DICARBOXYLIC ACIDS AS UNCOUPLERS IN REYE'S SYNDROME

Abstract

A general impairment of liver mitochondrial enzymes is central to Reye's Syndrome(RS). The effect of RS serum from 8 patients in profound coma on respiration of isolated liver mitochondria was measured with 2.5mg of mitochondrial protein, 3mM substrates, and 5x concentrated serum. RS serum stimulates respiration(1.05± .14 nmol O2/min/mg protein, control .30± .08). This effect is due to: 1.)oxidation of uric acid by microsomes contaminating the preparation, 2.)fatty acids providing substrate, 3.)uncoupling of oxidative phosphorylation by 30-40%. The amount of uncoupling is additive, correlates with the amount of free fatty acids in the serum but is not inhibited by 1% defatted albumin as is oleate added to normal serum. The degree of stimulation/mcg of fatty acid is distinct from that of oleate or octanoate added to normal serum. RS serum stimulates respiration in the presence of antimycin and 3mM ascorbate by 80-149%: oleate+ normal serum causes a 0-10% increase. 3mM medium chain dicarboxylic acids are not readily bound to 1% albumin and induce a 90-105% increase in antimycin/ascorbate respiration; they require intact mitochondria and exogenous substrate.
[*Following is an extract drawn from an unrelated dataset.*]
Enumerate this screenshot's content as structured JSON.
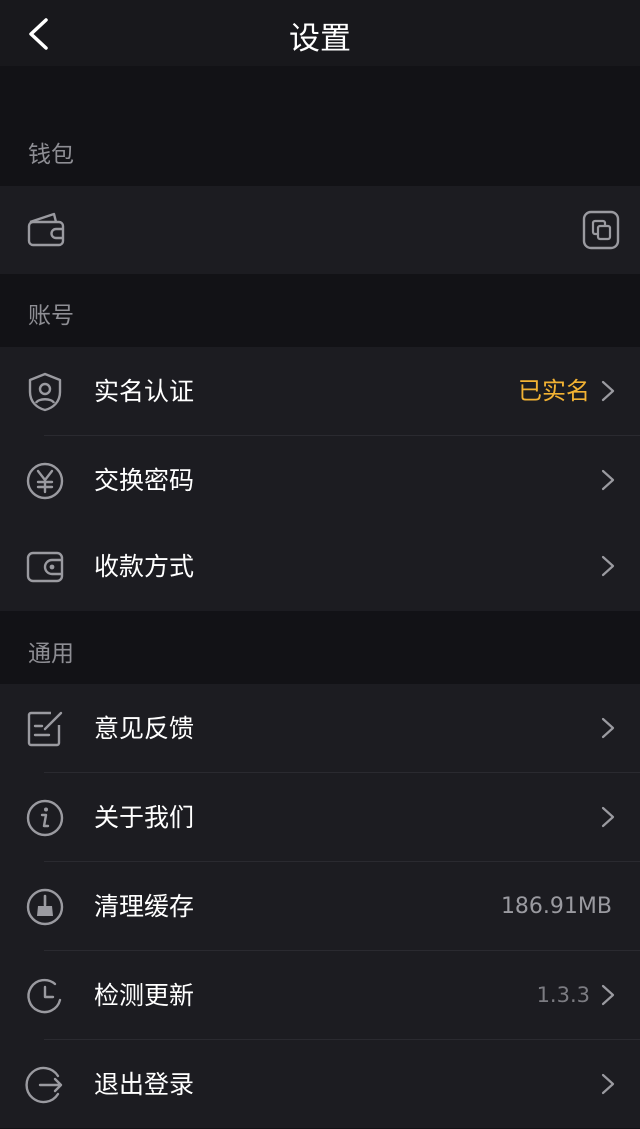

Dicarboxylic acids are markedly elevated (1-3mg/mg creatinine, N=12; controls<.10, N=40) in urine from our RS patients and unusual long and unsaturated dicarboxylic acids were reported in the serum of 2 RS patients (Amer. Soc. Mass. Spec. 31:98, 1983). Thus, dicarboxylic acids act as uncouplers and may be important in the general impairment of mitochondrial function in RS and other disorders where large amounts of dicarboxylic acids are present.